L’avvocato al pentito: «Finocchio»

Lo scontro avviene durante la discussione in aula del cosiddetto “Affare Oppido”, truffa concepita per rubare allo Stato oltre 2 milioni e 200mila euro, attraverso una falsa sentenza apparentemente emessa dalla Corte d’Appello di Napoli. Nella vicenda sono coinvolti uomini importanti della cosca: da Nicolino Sarcone a Nicolino Grande Aracri, da Alfonso Diletto a Romolo Villirillo, dallo stesso Antonio Valerio a Michele Bolognino.
Il Fatto Quotidiano riporta i virgolettati delle frasi più pesanti dello scambio tra Valerio e Piccolo. Eccoli.
Valerio: «Facciamo una cosa, parliamo uno scemo alla volta, sennò ca’ u ne capiscimu!». Avvocato Piccolo: «Lei ha ucciso delle persone, non le ho uccise io. Lei è un omicida». Valerio: «Le sto pagando. Lei è stato in galera uguale a me, che siamo ex colleghi. Non che io sia un avvocato…». Avvocato Piccolo: «Ma sei un finocchio, sei». Valerio (rivolto a un imputato): «Cambia avvocato che ti conviene». Avvocato Piccolo: «Pezzo di caramella, che vuoi?».

«Non sappiamo come si chiama oggi. Io però penso di saperlo…»

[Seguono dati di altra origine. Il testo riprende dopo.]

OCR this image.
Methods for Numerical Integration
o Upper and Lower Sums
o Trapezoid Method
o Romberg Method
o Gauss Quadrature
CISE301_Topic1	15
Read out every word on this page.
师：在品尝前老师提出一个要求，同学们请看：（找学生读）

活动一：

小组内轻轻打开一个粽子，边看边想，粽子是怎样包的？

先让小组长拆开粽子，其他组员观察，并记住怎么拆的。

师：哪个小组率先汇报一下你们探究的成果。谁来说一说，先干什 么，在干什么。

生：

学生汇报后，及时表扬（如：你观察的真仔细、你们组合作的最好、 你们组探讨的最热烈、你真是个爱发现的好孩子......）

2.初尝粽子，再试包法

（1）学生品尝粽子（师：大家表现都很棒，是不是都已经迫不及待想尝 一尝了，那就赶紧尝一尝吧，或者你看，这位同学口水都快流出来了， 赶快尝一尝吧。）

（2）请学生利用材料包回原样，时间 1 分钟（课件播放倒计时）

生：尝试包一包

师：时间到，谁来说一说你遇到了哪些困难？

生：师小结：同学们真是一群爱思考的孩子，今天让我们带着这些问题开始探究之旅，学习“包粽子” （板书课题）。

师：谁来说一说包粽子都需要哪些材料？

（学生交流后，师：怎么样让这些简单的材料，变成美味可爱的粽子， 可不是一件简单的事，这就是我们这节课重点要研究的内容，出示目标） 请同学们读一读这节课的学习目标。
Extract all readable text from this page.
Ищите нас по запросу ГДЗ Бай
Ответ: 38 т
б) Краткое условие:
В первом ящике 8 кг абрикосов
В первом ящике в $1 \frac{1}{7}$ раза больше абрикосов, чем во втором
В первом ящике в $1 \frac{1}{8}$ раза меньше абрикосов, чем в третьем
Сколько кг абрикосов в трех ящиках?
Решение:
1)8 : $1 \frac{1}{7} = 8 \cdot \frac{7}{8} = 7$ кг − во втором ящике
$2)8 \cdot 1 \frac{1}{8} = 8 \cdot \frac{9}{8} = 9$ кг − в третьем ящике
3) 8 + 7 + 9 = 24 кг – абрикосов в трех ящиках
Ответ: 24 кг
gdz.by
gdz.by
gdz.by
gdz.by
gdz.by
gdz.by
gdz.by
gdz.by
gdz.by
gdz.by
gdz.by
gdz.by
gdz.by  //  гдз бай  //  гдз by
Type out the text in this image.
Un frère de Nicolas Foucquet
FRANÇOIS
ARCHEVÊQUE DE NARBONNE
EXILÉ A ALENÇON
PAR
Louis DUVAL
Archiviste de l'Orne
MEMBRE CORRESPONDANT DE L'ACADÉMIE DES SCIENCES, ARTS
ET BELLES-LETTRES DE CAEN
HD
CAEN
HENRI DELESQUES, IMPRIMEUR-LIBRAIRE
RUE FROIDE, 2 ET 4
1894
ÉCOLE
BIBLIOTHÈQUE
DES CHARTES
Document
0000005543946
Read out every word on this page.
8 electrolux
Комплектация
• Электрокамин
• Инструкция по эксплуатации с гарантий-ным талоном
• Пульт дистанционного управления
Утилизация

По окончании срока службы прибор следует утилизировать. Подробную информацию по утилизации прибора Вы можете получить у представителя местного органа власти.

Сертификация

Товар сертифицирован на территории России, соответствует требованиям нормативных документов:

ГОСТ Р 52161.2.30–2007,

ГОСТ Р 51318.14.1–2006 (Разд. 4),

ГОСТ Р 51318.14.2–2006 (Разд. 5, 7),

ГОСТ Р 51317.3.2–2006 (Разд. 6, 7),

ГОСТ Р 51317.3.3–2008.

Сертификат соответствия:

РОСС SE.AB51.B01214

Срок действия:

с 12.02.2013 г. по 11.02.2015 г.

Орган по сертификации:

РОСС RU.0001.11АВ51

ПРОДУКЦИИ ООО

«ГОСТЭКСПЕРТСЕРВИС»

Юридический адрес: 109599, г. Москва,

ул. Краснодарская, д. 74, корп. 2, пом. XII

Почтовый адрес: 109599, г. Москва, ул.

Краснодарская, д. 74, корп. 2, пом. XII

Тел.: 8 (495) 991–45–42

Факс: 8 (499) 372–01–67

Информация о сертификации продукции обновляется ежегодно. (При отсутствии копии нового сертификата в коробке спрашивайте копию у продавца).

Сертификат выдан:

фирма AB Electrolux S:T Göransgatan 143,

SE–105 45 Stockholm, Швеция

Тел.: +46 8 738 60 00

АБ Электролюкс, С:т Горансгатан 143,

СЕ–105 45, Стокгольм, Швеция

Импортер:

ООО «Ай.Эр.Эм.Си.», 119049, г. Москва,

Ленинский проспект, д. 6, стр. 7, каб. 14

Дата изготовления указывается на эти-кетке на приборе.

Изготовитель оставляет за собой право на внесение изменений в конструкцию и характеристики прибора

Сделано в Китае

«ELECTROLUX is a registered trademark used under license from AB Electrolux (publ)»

Il presidente del collegio, giudice Donatella Bove, interviene più volte minacciando di sospendere l’udienza e sottolineando ciò che è evidente: «Sta veramente degenerando la situazione: silenzio ad entrambi». È soltanto il preludio al peggio.
L’avvocato Piccolo rivolge a Valerio domande inerenti la sua condizione di collaboratore di giustizia: «Senta, lei è pagato dallo Stato? Quanto prende?».
Valerio: «Sì, 328 euro». Avvocato Piccolo: «Senta, lei oggi come si chiama? Ha cambiato cognome?».
«C’è un programma di protezione, è un collaboratore. La domanda non è ammessa», ribatte il presidente del collegio. Ma l’avvocato aggiunge una frase che aggrava la situazione: «Non sappiamo come si chiama oggi (Valerio). Io penso però di saperlo…». L’identità di Valerio nella vita privata è, ovviamente, segreta per tutelare la sicurezza sua e dei suoi familiari. La pm Ronchi prende la parola: «Cosa significa che pensa di saperlo? Perché io non lo so!».
Interviene la giudice Bove: «Lei ha detto: penso di saperlo. Perché?». L’avvocato risponde: «No, nella mia idea… io immagino, immagino, immagino. Ho fatto un sogno e mi sono dato una… (risposta)». Al che Valerio commenta: «Minchia, che sicurezza che abbiamo qua! Allora, io sono terrorizzato. Mi viene la pelle d’oca, perché è chiaro i messaggi che mi state mandando. Benissimo, ottimo. Penso a mia figlia minorenne, e sono terrorizzato».